Ja, definitiv. Und deshalb ist das auch so etwas wie eine 'Liebesgeschichte', in der sich zwei Menschen zur absolut richtigen Zeit treffen; genau dann, wenn sie sich gegenseitig am meisten brauchen. Zumindest gilt das für Watson, der gerade aus Afghanistan gekommen ist. Bei Sherlock bin ich mir da doch gar nicht so sicher, wenn ich länger darüber nachdenke. Naja, naturgemäß habe ich mich ja auch mehr mit meiner eigenen Rolle auseinandergesetzt.

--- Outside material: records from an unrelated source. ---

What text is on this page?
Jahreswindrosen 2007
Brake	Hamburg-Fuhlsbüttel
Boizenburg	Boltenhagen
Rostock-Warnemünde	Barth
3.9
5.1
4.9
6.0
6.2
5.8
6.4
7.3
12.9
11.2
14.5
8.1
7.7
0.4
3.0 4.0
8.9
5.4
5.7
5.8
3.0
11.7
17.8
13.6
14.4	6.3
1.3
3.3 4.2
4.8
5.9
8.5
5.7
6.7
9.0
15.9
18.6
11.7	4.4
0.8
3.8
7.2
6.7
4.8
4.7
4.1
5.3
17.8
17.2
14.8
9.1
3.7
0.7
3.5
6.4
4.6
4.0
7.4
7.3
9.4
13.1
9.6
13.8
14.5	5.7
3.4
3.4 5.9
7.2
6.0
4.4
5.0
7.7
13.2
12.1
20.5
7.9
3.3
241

Ärzte braucht man und Watson wäre irgendwie durchgekommen. Aber geniale Detektive?

Zugegeben, es gibt wenige Dinge, mit denen man sich an geniale Detektive wendet. Ich glaube, bevor er John Watson traf, war Sherlock extrem frustriert. Lauter Ignoranten um ihn herum, die ihm intellektuell nicht das Wasser reichen können. Und in diesem Umfeld muss er sein "Geschäft" etablieren. Was Watson angeht, der war in London vollkommen allein. Er fühlte sich nutzlos – nicht zuletzt wegen seiner Verletzung – und ihm fehlte das Abenteuer.

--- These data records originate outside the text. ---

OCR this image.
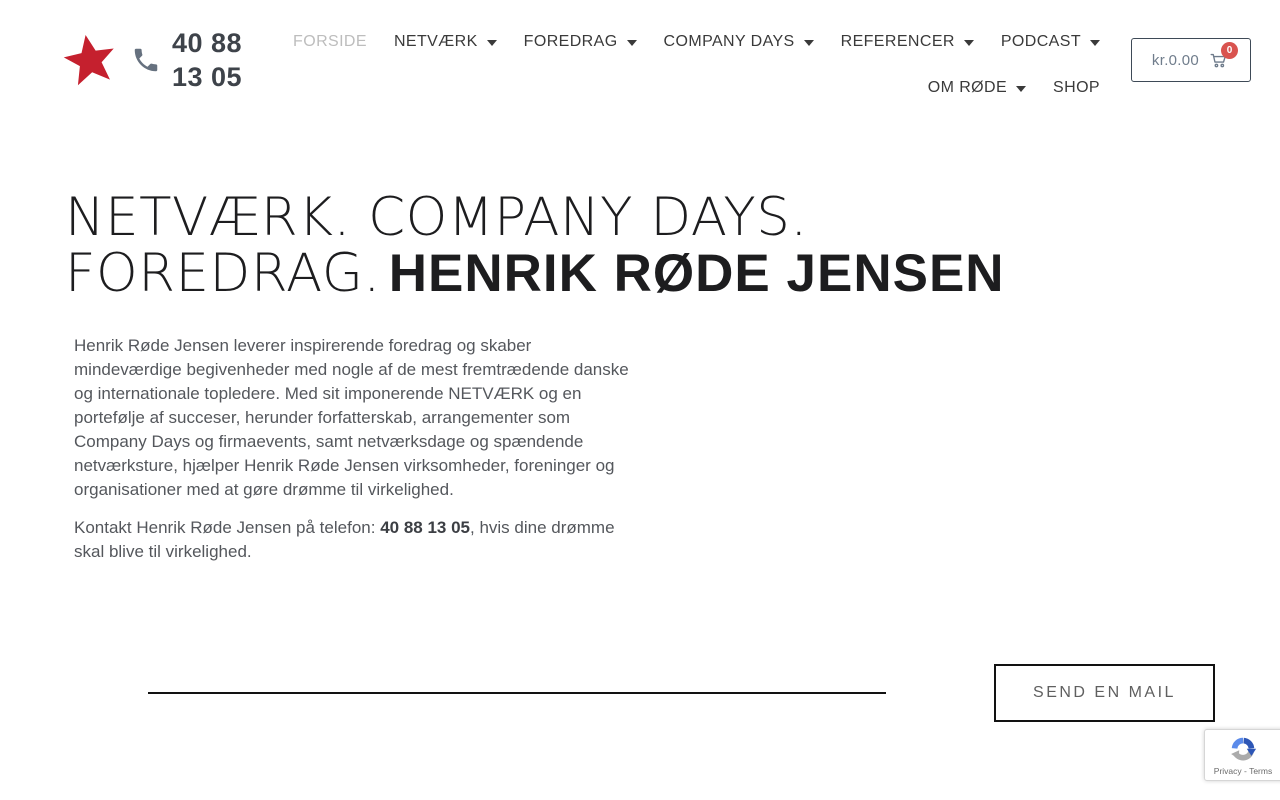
40 88 13 05
FORSIDE NETVÆRK	FOREDRAG	COMPANY DAYS	REFERENCER	PODCAST
OM RØDE	SHOP
kr.0.00
0
NETVÆRK. COMPANY DAYS.
FOREDRAG. HENRIK RØDE JENSEN

Henrik Røde Jensen leverer inspirerende foredrag og skaber mindeværdige begivenheder med nogle af de mest fremtrædende danske og internationale topledere. Med sit imponerende NETVÆRK og en portefølje af succeser, herunder forfatterskab, arrangementer som Company Days og firmaevents, samt netværksdage og spændende netværksture, hjælper Henrik Røde Jensen virksomheder, foreninger og organisationer med at gøre drømme til virkelighed.

Kontakt Henrik Røde Jensen på telefon: 40 88 13 05, hvis dine drømme skal blive til virkelighed.

SEND EN MAIL
Privacy - Terms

War es schwierig, die Rolle des Watson zu spielen?

Nein, gar nicht. Ich denke, alles auf der Welt ist ganz einfach machbar. Aber wenn du etwas extrem gut machen willst, dann fangen die Probleme an. Dann wird's schwierig. So ging es mir auch mit der Rolle. Aber bedingt dadurch, dass das Buch einfach klasse geschrieben ist, ich die Rolle unbedingt spielen wollte, mit der Regie bestens klar kam und auch noch mit Benedict als Partner zusammenarbeiten konnte: Was will man mehr? Es war die reinste Freude!